Reconciliation based on the Franco-German model

Ellereit believes a look into the past can be helpful. After all, for a long time there was also a “traditional enmity” between Germany and France. A friendly rapprochement only succeeded after the Second World War. In 1963 Federal Chancellor Adenauer and France’s President de Gaulle signed the famous Élysée Treaty, which was immediately followed by the foundation of the Franco-German Youth Office. Since that time, according to figures published by the organisation, it has enabled roughly nine million young people from Germany and France to participate in over 320,000 exchange programmes and meetings. “This success story is very well-known in the West Balkans,” says Ellereit. After all, she explains, it is one of the few examples worldwide in which it has been possible to enduringly reconcile neighbouring countries that once had deep animosities.

Greek students in Tearce, North Macedonia, with the Center for Education and Development (CED), a local partner
Greek students in Tearce, North Macedonia, with the Center for Education and Development (CED), a local partner
Center for Education and Development

Building bridges and facilitating contacts

A rapprochement between North Macedonia and Greece is now to succeed using a similar approach.
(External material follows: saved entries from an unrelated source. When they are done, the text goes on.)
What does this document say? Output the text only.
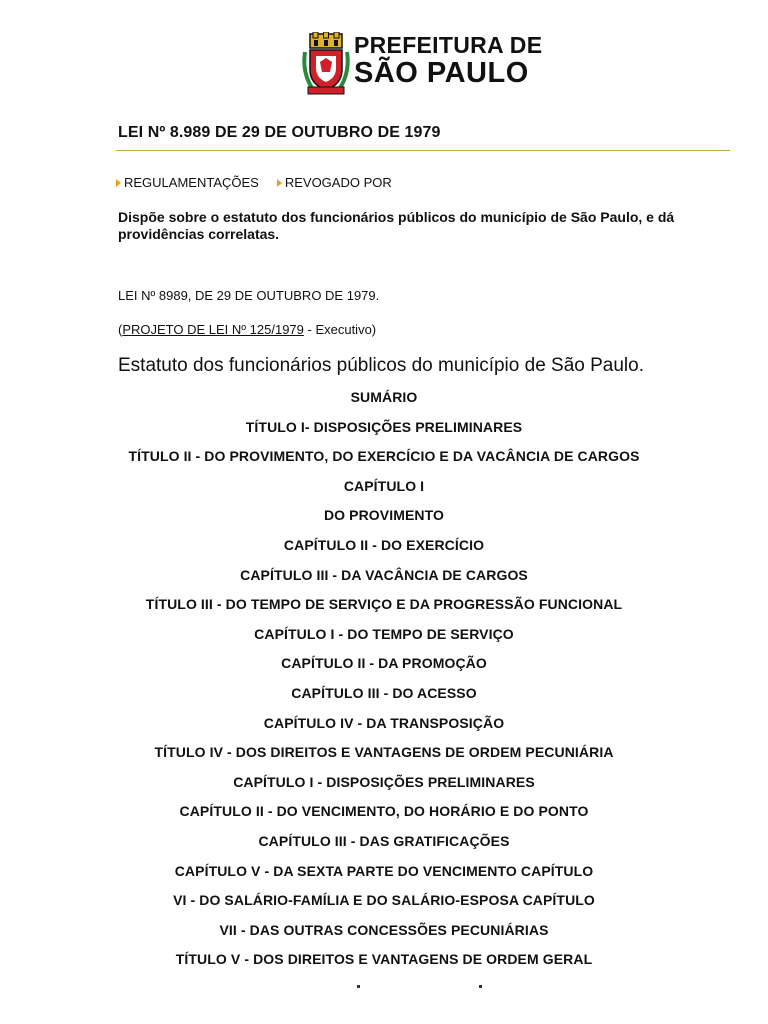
PREFEITURA DE
SÃO PAULO
LEI Nº 8.989 DE 29 DE OUTUBRO DE 1979
REGULAMENTAÇÕES REVOGADO POR
Dispõe sobre o estatuto dos funcionários públicos do município de São Paulo, e dá providências correlatas.
LEI Nº 8989, DE 29 DE OUTUBRO DE 1979.
(PROJETO DE LEI Nº 125/1979 - Executivo)
Estatuto dos funcionários públicos do município de São Paulo.
SUMÁRIO
TÍTULO I- DISPOSIÇÕES PRELIMINARES
TÍTULO II - DO PROVIMENTO, DO EXERCÍCIO E DA VACÂNCIA DE CARGOS
CAPÍTULO I
DO PROVIMENTO
CAPÍTULO II - DO EXERCÍCIO
CAPÍTULO III - DA VACÂNCIA DE CARGOS
TÍTULO III - DO TEMPO DE SERVIÇO E DA PROGRESSÃO FUNCIONAL
CAPÍTULO I - DO TEMPO DE SERVIÇO
CAPÍTULO II - DA PROMOÇÃO
CAPÍTULO III - DO ACESSO
CAPÍTULO IV - DA TRANSPOSIÇÃO
TÍTULO IV - DOS DIREITOS E VANTAGENS DE ORDEM PECUNIÁRIA
CAPÍTULO I - DISPOSIÇÕES PRELIMINARES
CAPÍTULO II - DO VENCIMENTO, DO HORÁRIO E DO PONTO
CAPÍTULO III - DAS GRATIFICAÇÕES
CAPÍTULO V - DA SEXTA PARTE DO VENCIMENTO CAPÍTULO
VI - DO SALÁRIO-FAMÍLIA E DO SALÁRIO-ESPOSA CAPÍTULO
VII - DAS OUTRAS CONCESSÕES PECUNIÁRIAS
TÍTULO V - DOS DIREITOS E VANTAGENS DE ORDEM GERAL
To this end, working with local partners, the FES regularly invites young North Macedonians to Greece and vice versa. The target group of this exchange programme is 18- to 25-year-old students who sometimes engage in voluntary youth work. On the spot they take part in conferences and workshops with local students, take city tours and visit state and civil society institutions. “I was especially surprised at how much both countries have in common,” says Kristina Stankovska, a student from Skopje who recently took part in a Thessaloniki exchange. The Greeks welcomed her with friendship and great openness. In many discussions she noticed a great “desire for an improvement in the current situation”, says the 20-year-old. “The exchange made me realise that young people have an immense influence on good neighbourly relations.”

Ellereit names building bridges and facilitating contact as the central goals of the exchange. There are also plans to continue the programme this year. Interest is great in both Greece and North Macedonia. “We see how the young generation is trying to be part of the solution and not part of the problem.” Nevertheless, she does not believe that the old enmities will be overcome soon: “That remains a task for generations.”